Immigration documents such as ship manifests and census records often listed immigrants from Putyatyntsi’s ethnicity as Ruthenian or Galician. This confuses the national origin of the immigrant. Bohdan Procko writes that “Today, the national name Ukrainian is used by the descendants of the immigrants from Galicia and Bukovina, while the names Rusyn or Ruthenian are preferred by those originating from Transcarpathia.”
“It was from the territories of present day Ukraine, under political control of Austria-Hungary, that the mass Ukrainian immigration to the United States began in the last quarter of the nineteenth century. Virtually all of those immigrants were Catholics of the Byzantine-Slavic rite in communion with Rome. The Byzantine rite is the name applied to the forms and laws developed by the Church of Constantinople (Byzantium).” “The particular discipline followed by the Ukrainians, and other Slavic groups, used Church Slavonic as their language of worship prior to the reforms of Vatican II – thus the term Byzantine-Slavic rite.”
“The new immigrants were generally known as Ruthenians, a term the Medieval Latin sources usually applied to the western groups of the Eastern Slavs. The name is a Latinization of Slavic Rusyny (Rusini) which is derived from Kievan Rus.

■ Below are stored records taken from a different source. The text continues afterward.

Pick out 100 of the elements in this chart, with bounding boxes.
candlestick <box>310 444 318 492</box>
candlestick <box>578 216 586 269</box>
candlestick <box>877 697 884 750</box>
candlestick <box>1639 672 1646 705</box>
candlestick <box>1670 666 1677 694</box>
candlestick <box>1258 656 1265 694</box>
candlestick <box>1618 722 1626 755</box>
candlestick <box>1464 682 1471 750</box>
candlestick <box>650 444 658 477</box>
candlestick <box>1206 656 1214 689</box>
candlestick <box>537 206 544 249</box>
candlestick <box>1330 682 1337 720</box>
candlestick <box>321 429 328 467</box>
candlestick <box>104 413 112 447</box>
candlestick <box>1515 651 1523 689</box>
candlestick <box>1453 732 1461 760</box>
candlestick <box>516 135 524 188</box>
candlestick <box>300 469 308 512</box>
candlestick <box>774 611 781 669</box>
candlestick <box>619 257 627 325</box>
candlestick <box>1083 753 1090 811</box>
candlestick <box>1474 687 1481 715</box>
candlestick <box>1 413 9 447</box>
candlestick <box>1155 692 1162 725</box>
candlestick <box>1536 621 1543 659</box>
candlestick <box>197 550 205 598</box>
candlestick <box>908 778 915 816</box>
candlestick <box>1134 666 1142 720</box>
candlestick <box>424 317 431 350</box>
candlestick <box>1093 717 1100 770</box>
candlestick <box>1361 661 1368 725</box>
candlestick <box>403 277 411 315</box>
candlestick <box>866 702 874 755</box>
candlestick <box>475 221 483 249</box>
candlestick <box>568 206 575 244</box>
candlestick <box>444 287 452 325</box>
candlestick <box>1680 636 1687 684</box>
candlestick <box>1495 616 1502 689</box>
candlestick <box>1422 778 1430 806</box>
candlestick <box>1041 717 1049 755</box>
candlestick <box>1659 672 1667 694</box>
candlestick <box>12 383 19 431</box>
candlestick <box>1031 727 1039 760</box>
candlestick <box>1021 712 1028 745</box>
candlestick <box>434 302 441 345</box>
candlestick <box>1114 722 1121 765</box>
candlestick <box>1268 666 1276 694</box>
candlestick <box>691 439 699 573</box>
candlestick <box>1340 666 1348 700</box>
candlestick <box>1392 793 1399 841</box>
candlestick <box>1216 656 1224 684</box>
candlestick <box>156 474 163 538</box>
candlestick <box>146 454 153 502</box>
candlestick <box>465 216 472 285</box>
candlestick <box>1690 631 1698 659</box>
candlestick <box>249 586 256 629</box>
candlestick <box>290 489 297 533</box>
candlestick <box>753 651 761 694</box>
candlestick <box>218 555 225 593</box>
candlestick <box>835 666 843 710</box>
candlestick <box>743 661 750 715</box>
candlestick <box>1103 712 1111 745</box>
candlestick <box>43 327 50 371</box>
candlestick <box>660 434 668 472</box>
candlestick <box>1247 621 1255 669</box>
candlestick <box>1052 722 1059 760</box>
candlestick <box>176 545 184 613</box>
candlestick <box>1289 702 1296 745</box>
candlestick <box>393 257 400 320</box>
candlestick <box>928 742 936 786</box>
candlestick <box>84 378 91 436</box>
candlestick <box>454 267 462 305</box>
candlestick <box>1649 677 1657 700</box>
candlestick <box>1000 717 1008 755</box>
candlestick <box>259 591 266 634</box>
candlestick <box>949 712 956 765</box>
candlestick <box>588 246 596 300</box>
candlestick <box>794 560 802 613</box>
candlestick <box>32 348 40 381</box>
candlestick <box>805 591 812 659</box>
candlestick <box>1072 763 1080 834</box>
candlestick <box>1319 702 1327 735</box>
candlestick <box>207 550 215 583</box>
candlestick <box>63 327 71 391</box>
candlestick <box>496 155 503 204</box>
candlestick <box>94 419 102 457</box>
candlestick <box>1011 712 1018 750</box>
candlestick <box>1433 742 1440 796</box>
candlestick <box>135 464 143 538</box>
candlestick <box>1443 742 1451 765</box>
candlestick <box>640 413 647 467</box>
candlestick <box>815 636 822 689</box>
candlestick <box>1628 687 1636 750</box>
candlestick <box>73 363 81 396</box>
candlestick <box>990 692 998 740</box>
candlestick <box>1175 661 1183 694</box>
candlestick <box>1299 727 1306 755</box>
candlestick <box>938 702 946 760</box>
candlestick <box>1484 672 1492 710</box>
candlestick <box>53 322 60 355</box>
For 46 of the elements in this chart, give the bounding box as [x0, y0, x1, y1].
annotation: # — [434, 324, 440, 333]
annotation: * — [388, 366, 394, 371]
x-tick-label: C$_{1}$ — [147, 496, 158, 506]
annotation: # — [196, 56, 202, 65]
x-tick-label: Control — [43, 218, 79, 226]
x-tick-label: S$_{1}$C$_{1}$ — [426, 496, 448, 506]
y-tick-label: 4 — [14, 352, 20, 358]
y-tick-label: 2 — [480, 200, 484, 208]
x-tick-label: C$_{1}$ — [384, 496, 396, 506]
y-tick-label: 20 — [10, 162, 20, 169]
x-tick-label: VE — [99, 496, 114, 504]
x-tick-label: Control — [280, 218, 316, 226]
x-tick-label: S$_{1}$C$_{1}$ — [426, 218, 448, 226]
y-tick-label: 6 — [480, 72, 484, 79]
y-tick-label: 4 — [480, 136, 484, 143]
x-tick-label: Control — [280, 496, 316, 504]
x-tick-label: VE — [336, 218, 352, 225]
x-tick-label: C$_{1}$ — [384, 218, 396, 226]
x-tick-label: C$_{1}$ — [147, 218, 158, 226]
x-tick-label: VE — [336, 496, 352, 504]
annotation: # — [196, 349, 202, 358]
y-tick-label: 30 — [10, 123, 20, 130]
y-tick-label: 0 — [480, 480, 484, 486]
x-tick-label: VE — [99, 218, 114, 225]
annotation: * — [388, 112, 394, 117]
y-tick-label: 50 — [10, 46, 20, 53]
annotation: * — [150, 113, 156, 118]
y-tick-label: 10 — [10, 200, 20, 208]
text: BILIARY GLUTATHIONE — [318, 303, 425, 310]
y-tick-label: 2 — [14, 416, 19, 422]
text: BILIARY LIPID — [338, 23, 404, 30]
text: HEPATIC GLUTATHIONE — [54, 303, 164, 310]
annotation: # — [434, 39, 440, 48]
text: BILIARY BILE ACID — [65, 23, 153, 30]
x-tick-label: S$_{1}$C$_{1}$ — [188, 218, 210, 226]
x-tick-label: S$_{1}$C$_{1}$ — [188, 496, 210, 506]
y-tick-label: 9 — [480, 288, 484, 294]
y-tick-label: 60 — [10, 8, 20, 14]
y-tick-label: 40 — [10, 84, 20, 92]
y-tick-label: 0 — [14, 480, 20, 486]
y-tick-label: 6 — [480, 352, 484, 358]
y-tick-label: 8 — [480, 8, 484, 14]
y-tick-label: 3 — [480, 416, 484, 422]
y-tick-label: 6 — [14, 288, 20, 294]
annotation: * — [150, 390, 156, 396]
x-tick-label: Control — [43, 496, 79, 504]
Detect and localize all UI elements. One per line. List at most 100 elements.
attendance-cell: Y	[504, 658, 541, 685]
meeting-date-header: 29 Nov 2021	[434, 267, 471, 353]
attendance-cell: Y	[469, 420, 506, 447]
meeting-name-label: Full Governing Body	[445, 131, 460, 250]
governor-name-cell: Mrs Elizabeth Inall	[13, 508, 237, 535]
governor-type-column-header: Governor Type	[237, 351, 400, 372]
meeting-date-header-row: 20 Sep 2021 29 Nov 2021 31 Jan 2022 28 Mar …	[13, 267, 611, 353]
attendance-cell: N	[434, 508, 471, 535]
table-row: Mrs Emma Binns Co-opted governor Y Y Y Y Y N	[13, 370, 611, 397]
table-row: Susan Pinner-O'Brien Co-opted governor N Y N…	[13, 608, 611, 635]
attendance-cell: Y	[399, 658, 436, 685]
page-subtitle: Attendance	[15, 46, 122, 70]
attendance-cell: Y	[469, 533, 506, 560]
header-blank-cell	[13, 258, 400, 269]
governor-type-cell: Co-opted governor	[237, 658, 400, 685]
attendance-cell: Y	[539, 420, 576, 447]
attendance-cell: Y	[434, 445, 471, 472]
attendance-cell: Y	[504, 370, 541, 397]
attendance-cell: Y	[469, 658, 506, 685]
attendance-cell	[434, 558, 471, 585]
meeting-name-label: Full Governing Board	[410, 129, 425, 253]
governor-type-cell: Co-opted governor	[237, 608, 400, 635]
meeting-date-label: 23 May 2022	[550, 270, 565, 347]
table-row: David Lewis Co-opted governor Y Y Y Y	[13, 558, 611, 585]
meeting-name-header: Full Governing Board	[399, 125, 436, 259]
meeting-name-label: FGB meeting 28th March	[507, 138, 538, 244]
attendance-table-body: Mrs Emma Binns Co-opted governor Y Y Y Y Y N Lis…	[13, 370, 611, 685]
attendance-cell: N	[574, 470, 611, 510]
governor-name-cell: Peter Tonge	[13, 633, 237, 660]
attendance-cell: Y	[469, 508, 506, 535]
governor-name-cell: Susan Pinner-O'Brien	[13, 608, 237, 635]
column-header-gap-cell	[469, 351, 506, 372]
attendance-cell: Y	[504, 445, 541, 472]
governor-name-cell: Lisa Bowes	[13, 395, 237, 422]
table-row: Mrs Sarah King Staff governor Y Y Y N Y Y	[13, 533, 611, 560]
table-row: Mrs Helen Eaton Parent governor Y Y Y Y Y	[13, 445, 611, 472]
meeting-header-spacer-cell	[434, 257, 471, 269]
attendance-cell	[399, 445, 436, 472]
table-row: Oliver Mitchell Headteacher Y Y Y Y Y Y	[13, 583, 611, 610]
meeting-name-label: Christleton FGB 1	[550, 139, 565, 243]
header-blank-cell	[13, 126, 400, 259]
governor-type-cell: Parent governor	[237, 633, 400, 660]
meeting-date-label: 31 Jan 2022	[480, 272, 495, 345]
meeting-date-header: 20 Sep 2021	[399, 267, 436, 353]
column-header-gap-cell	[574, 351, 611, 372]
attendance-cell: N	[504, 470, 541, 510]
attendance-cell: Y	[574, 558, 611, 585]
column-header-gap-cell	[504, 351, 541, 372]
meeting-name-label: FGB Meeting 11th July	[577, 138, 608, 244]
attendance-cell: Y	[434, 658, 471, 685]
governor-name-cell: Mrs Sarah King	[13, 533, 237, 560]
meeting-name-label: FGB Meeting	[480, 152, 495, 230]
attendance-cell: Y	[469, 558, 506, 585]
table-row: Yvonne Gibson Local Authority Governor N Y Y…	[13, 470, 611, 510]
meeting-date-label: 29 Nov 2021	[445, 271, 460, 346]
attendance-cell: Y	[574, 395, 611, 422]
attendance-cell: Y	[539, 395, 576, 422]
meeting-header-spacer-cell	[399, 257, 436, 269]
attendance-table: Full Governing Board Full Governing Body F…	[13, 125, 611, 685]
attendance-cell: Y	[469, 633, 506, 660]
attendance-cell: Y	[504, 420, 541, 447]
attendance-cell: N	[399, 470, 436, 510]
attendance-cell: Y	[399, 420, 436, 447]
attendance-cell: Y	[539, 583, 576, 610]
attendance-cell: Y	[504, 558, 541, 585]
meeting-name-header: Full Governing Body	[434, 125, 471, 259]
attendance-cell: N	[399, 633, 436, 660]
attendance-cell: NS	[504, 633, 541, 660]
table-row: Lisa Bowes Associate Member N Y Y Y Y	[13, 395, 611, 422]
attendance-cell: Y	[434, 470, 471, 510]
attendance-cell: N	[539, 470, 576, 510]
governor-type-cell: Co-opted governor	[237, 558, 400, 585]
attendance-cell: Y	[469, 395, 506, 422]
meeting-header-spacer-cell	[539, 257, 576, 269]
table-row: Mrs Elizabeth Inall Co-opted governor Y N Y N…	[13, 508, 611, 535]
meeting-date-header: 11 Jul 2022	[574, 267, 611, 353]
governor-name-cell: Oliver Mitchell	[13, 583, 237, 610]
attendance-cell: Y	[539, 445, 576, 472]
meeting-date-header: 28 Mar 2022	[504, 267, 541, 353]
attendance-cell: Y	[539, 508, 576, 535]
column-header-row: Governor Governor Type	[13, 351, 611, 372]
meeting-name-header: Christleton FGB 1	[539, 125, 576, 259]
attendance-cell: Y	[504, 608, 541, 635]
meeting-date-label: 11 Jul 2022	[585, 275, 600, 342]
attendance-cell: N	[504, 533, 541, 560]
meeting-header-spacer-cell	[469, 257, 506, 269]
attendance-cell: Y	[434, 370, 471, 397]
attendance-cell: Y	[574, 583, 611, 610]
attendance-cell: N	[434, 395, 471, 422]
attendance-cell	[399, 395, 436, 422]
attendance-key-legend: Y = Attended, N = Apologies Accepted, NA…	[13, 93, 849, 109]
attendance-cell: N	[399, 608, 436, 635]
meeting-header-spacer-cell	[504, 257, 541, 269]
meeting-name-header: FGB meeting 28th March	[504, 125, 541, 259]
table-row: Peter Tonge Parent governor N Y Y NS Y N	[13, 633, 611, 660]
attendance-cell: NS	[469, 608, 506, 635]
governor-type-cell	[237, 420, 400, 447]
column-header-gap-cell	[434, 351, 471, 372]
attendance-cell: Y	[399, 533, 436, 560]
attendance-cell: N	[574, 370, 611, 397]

Since at least the end of the sixteenth century the term has been used by the Papacy as a common name for those peoples of the Byzantine rite who inhabited a region of Europe situated roughly between Lithuania in the North and the Carpathian mountains in the South.”
“With the rise of national consciousness in the latter part of the nineteenth and early twentieth centuries, the peoples of this region became generally known by national names, such as Ukrainians, Byelorussians, Rusyns, Carpatho-Russians, and Slovaks. The particular discipline of the Byzantine rite that these people followed continued, however, to be referred to Ruthenian.”
The document trail for immigrants from Putyatyntsi may say Ruthenian or Galician, but upon further investigation, one will find that these immigrants were proud Ukrainians. The language spoken at home was Ukrainian. The institutions, businesses and social connections established in Rochester, New York served to help other Ukrainians in the diaspora adjust and adapt to a new life in a new country.